„Kannst eins werden, wann Du willst,“ antwortete Lorenz.

Sie kletterten hinab und sahen durch das junge Gestämme den Schimmer. —

Sie standen am See, nahe an der Rothen Wand. Ringsum dichtes Laubgehölze, in welchem jede Knospe lauschend den Finger an den Mund zu halten schien und kein Blatt sich rührte. An der Wand rieselte eine Quelle; der See lag dunkelblau in tiefster Ruhe.

Hier standen die zwei jungen Priester und warfen scheue forschende Blicke um sich. — Dann begannen sie sich rasch zu entkleiden. Stück für Stück warfen sie die Ordenskleider in das Gras — und bald standen sie auf gut weltlich da. Dominicus war glatt rasirt, weil die Regel vorschreibt, am Gesichte die Spuren des Mannes auszutilgen. Die Locken waren kurz geschoren, weil die Regel vorschreibt, dem Teufel auch nicht Ein Haar zum Anfassen bereit zu halten. Am Scheitel war eine runde Glatze ausgeschnitten, weil die Regel durch solches weißes Scheibchen den Heiligenschein andeuten will, der das Haupt verklären soll. — Lorenz trug fast längere Locken, als die Ordensregel dulden wollte; wie junge Schlangen ringelten sie sich um die weiße Stirne und gegen den schlanken Nacken hinab; und er trug schönere und feurigere Augen, als es zum obligaten Blick gegen Himmel unumgänglich nothwendig ist. Auf seiner Oberlippe lag der ersten Reife leichter Schatten.

Ueber dem Buchenwalde her klang leise der Ton der Stiftsglocke, welche vier Uhr schlug. Noch zwei Stunden bis zur Vesper.

Lorenz hob die Hände und rief einem jungen Adler zu, der hoch über dem See schwebte: „Ich wollte, du flögest jetzt zur Kirchenuhr und hieltest mit deinen Krallen den Zeiger fest; wie kann ich mir denken, daß mir in zwei Stunden diese Welt wieder verloren sein soll!“

Dominicus schwieg und ging das sanft fallende Ufer hinab, und das weiche, kühle Wasser stieg empor an seinem schönen, jugendlichen Körper. Seine Glieder schimmerten wie Marmor so weiß durch das Wasser, seine Arme streckte er aus nach der milden Fluth, als drückte er die Wellen, die er schlug, an sein erwachendes Herz.

Lorenz ging einer tieferen Stelle zu und stürzte sich kopfüber in den See. — So verschieden war bei beiden Männern das Erfassen dessen, was ihnen durch das Verbot zur süßen Sünde gemacht wurde.

Lorenz war verschwunden, der genoß die Lust in ihrem tiefsten Grunde, verhüllt vom krystallenen Mantel. Dominicus gab sich nur bis zum Halse hin, sein Haupt stand über der Fläche des Wassers im Sonnenschein. So versuchte er’s, ob der Mensch nicht zu theilen wäre, das Herz der Erde, das Haupt dem Himmel.

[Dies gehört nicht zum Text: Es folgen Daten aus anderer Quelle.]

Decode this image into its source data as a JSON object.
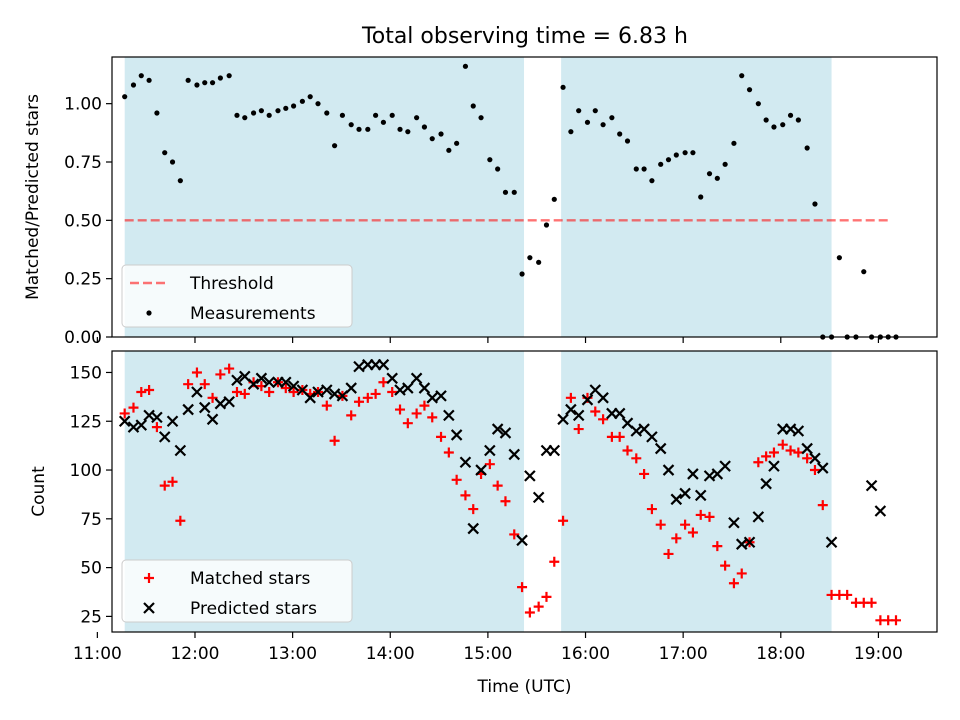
{
  "title": "Total observing time = 6.83 h",
  "colors": {
    "shade": "#add8e6",
    "threshold": "#ff0000",
    "measurement": "#000000",
    "matched": "#ff0000",
    "predicted": "#000000"
  },
  "chart_data": [
    {
      "type": "scatter",
      "name": "ratio-panel",
      "ylabel": "Matched/Predicted stars",
      "xlabel": "",
      "xlim": [
        11.15,
        19.6
      ],
      "ylim": [
        0,
        1.2
      ],
      "yticks": [
        0.0,
        0.25,
        0.5,
        0.75,
        1.0
      ],
      "ytick_labels": [
        "0.00",
        "0.25",
        "0.50",
        "0.75",
        "1.00"
      ],
      "shaded_intervals": [
        [
          11.28,
          15.37
        ],
        [
          15.75,
          18.52
        ]
      ],
      "legend": {
        "position": "lower-left",
        "entries": [
          "Threshold",
          "Measurements"
        ]
      },
      "threshold": {
        "label": "Threshold",
        "value": 0.5,
        "x_range": [
          11.28,
          19.12
        ]
      },
      "series": [
        {
          "name": "Measurements",
          "x": [
            11.28,
            11.37,
            11.45,
            11.53,
            11.61,
            11.69,
            11.77,
            11.85,
            11.93,
            12.02,
            12.1,
            12.18,
            12.26,
            12.35,
            12.43,
            12.51,
            12.6,
            12.68,
            12.76,
            12.85,
            12.93,
            13.01,
            13.1,
            13.18,
            13.26,
            13.35,
            13.43,
            13.51,
            13.6,
            13.68,
            13.77,
            13.85,
            13.93,
            14.02,
            14.1,
            14.18,
            14.27,
            14.35,
            14.43,
            14.52,
            14.6,
            14.68,
            14.77,
            14.85,
            14.93,
            15.02,
            15.1,
            15.18,
            15.27,
            15.35,
            15.43,
            15.52,
            15.6,
            15.68,
            15.77,
            15.85,
            15.93,
            16.02,
            16.1,
            16.18,
            16.27,
            16.35,
            16.43,
            16.52,
            16.6,
            16.68,
            16.77,
            16.85,
            16.93,
            17.02,
            17.1,
            17.18,
            17.27,
            17.35,
            17.43,
            17.52,
            17.6,
            17.68,
            17.77,
            17.85,
            17.93,
            18.02,
            18.1,
            18.18,
            18.27,
            18.35,
            18.43,
            18.52,
            18.6,
            18.68,
            18.77,
            18.85,
            18.93,
            19.02,
            19.1,
            19.18
          ],
          "y": [
            1.03,
            1.08,
            1.12,
            1.1,
            0.96,
            0.79,
            0.75,
            0.67,
            1.1,
            1.08,
            1.09,
            1.09,
            1.11,
            1.12,
            0.95,
            0.94,
            0.96,
            0.97,
            0.95,
            0.97,
            0.98,
            0.99,
            1.01,
            1.03,
            1.0,
            0.96,
            0.82,
            0.95,
            0.91,
            0.89,
            0.89,
            0.95,
            0.92,
            0.95,
            0.89,
            0.88,
            0.94,
            0.9,
            0.85,
            0.87,
            0.8,
            0.83,
            1.16,
            0.99,
            0.94,
            0.76,
            0.72,
            0.62,
            0.62,
            0.27,
            0.34,
            0.32,
            0.48,
            0.59,
            1.07,
            0.88,
            0.97,
            0.92,
            0.97,
            0.91,
            0.94,
            0.87,
            0.84,
            0.72,
            0.72,
            0.67,
            0.74,
            0.76,
            0.78,
            0.79,
            0.79,
            0.6,
            0.7,
            0.68,
            0.74,
            0.83,
            1.12,
            1.06,
            1.0,
            0.93,
            0.9,
            0.91,
            0.95,
            0.93,
            0.81,
            0.57,
            0.0,
            0.0,
            0.34,
            0.0,
            0.0,
            0.28,
            0.0,
            0.0,
            0.0,
            0.0
          ]
        }
      ]
    },
    {
      "type": "scatter",
      "name": "count-panel",
      "ylabel": "Count",
      "xlabel": "Time (UTC)",
      "xlim": [
        11.15,
        19.6
      ],
      "ylim": [
        17,
        161
      ],
      "yticks": [
        25,
        50,
        75,
        100,
        125,
        150
      ],
      "xticks": [
        11,
        12,
        13,
        14,
        15,
        16,
        17,
        18,
        19
      ],
      "xtick_labels": [
        "11:00",
        "12:00",
        "13:00",
        "14:00",
        "15:00",
        "16:00",
        "17:00",
        "18:00",
        "19:00"
      ],
      "shaded_intervals": [
        [
          11.28,
          15.37
        ],
        [
          15.75,
          18.52
        ]
      ],
      "legend": {
        "position": "lower-left",
        "entries": [
          "Matched stars",
          "Predicted stars"
        ]
      },
      "series": [
        {
          "name": "Matched stars",
          "marker": "plus",
          "x": [
            11.28,
            11.37,
            11.45,
            11.53,
            11.61,
            11.69,
            11.77,
            11.85,
            11.93,
            12.02,
            12.1,
            12.18,
            12.26,
            12.35,
            12.43,
            12.51,
            12.6,
            12.68,
            12.76,
            12.85,
            12.93,
            13.01,
            13.1,
            13.18,
            13.26,
            13.35,
            13.43,
            13.51,
            13.6,
            13.68,
            13.77,
            13.85,
            13.93,
            14.02,
            14.1,
            14.18,
            14.27,
            14.35,
            14.43,
            14.52,
            14.6,
            14.68,
            14.77,
            14.85,
            14.93,
            15.02,
            15.1,
            15.18,
            15.27,
            15.35,
            15.43,
            15.52,
            15.6,
            15.68,
            15.77,
            15.85,
            15.93,
            16.02,
            16.1,
            16.18,
            16.27,
            16.35,
            16.43,
            16.52,
            16.6,
            16.68,
            16.77,
            16.85,
            16.93,
            17.02,
            17.1,
            17.18,
            17.27,
            17.35,
            17.43,
            17.52,
            17.6,
            17.68,
            17.77,
            17.85,
            17.93,
            18.02,
            18.1,
            18.18,
            18.27,
            18.35,
            18.43,
            18.52,
            18.6,
            18.68,
            18.77,
            18.85,
            18.93,
            19.02,
            19.1,
            19.18
          ],
          "y": [
            129,
            132,
            140,
            141,
            122,
            92,
            94,
            74,
            144,
            150,
            144,
            137,
            149,
            152,
            140,
            139,
            145,
            143,
            140,
            145,
            142,
            140,
            141,
            139,
            140,
            133,
            115,
            138,
            128,
            135,
            137,
            139,
            145,
            140,
            131,
            124,
            129,
            133,
            127,
            117,
            109,
            95,
            87,
            80,
            98,
            103,
            92,
            84,
            67,
            40,
            27,
            30,
            35,
            53,
            74,
            137,
            121,
            137,
            130,
            126,
            117,
            117,
            110,
            106,
            98,
            80,
            72,
            57,
            65,
            72,
            68,
            77,
            76,
            61,
            51,
            42,
            47,
            63,
            104,
            107,
            109,
            113,
            110,
            109,
            106,
            100,
            82,
            36,
            36,
            36,
            32,
            32,
            32,
            23,
            23,
            23
          ]
        },
        {
          "name": "Predicted stars",
          "marker": "x",
          "x": [
            11.28,
            11.37,
            11.45,
            11.53,
            11.61,
            11.69,
            11.77,
            11.85,
            11.93,
            12.02,
            12.1,
            12.18,
            12.26,
            12.35,
            12.43,
            12.51,
            12.6,
            12.68,
            12.76,
            12.85,
            12.93,
            13.01,
            13.1,
            13.18,
            13.26,
            13.35,
            13.43,
            13.51,
            13.6,
            13.68,
            13.77,
            13.85,
            13.93,
            14.02,
            14.1,
            14.18,
            14.27,
            14.35,
            14.43,
            14.52,
            14.6,
            14.68,
            14.77,
            14.85,
            14.93,
            15.02,
            15.1,
            15.18,
            15.27,
            15.35,
            15.43,
            15.52,
            15.6,
            15.68,
            15.77,
            15.85,
            15.93,
            16.02,
            16.1,
            16.18,
            16.27,
            16.35,
            16.43,
            16.52,
            16.6,
            16.68,
            16.77,
            16.85,
            16.93,
            17.02,
            17.1,
            17.18,
            17.27,
            17.35,
            17.43,
            17.52,
            17.6,
            17.68,
            17.77,
            17.85,
            17.93,
            18.02,
            18.1,
            18.18,
            18.27,
            18.35,
            18.43,
            18.52,
            18.93,
            19.02
          ],
          "y": [
            125,
            122,
            123,
            128,
            127,
            117,
            125,
            110,
            131,
            140,
            132,
            126,
            134,
            135,
            146,
            148,
            144,
            147,
            145,
            145,
            145,
            143,
            141,
            137,
            140,
            141,
            139,
            138,
            142,
            153,
            154,
            154,
            154,
            147,
            141,
            142,
            147,
            142,
            137,
            138,
            128,
            118,
            104,
            70,
            100,
            110,
            121,
            119,
            108,
            64,
            97,
            86,
            110,
            110,
            126,
            131,
            128,
            136,
            141,
            137,
            129,
            129,
            124,
            120,
            121,
            117,
            111,
            100,
            85,
            88,
            98,
            87,
            97,
            98,
            102,
            73,
            62,
            63,
            76,
            93,
            102,
            121,
            121,
            120,
            111,
            106,
            101,
            63,
            92,
            79
          ]
        }
      ]
    }
  ]
}
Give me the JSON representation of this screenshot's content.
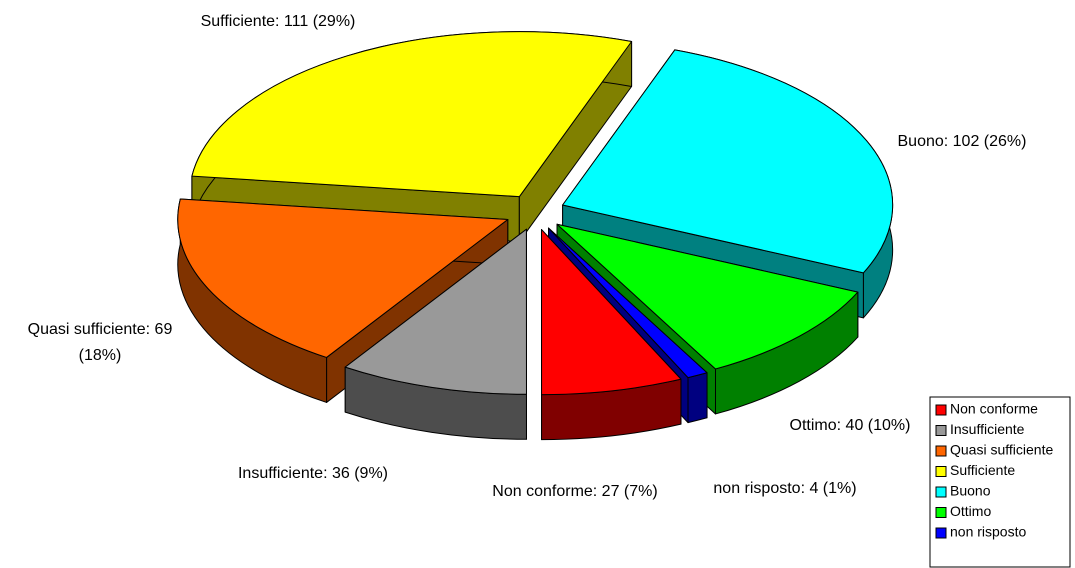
{
  "chart_data": {
    "type": "pie",
    "categories": [
      "Non conforme",
      "Insufficiente",
      "Quasi sufficiente",
      "Sufficiente",
      "Buono",
      "Ottimo",
      "non risposto"
    ],
    "values": [
      27,
      36,
      69,
      111,
      102,
      40,
      4
    ],
    "value_labels": [
      "Non conforme: 27 (7%)",
      "Insufficiente: 36 (9%)",
      "Quasi sufficiente: 69 (18%)",
      "Sufficiente: 111 (29%)",
      "Buono: 102 (26%)",
      "Ottimo: 40 (10%)",
      "non risposto: 4 (1%)"
    ],
    "colors": [
      "#ff0000",
      "#999999",
      "#ff6600",
      "#ffff00",
      "#00ffff",
      "#00ff00",
      "#0000ff"
    ],
    "legend": "lower right"
  }
}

Nun, der Himmel schien heute mit dem Haupte allein nicht zufrieden zu sein. — Die Sonne hat seit einer Stunde einen guten Sprung niederwärts gemacht, die Wolkenmauern ragten höher, als vorhin, und ein weißlicher Schleier ging ihnen voraus, in welchen sich die Sonne nun verhüllen wollte. Sie that’s, wurde glanzlos und sank endlich ganz hinter die lichtberänderten Wolken. Da lag der Schatten über dem See, der um so schwerer war, je heller früher der Sonnenschein gewesen. Auch die Luft war schwer und schwül; im Walde sang kein Vogel, am Ufer hüpfte manch’ verlorenes Heupferdchen ohne Schutzengel herum, so daß es plötzlich im Wasser zappelte. Am Steinhange bewegte sich das Kraut der Wildfarrn, tief und schwer Athem schöpfend, träge auf und nieder. Nichts war zu hören, als dort das Plätschern der Felsenquelle und hier das Gischten der Schwimmenden. Lorenz war endlich emporgetaucht und von seinen schwarzen Locken, die in Strähnen über Stirne und Nacken lagen, rieselte das Wasser.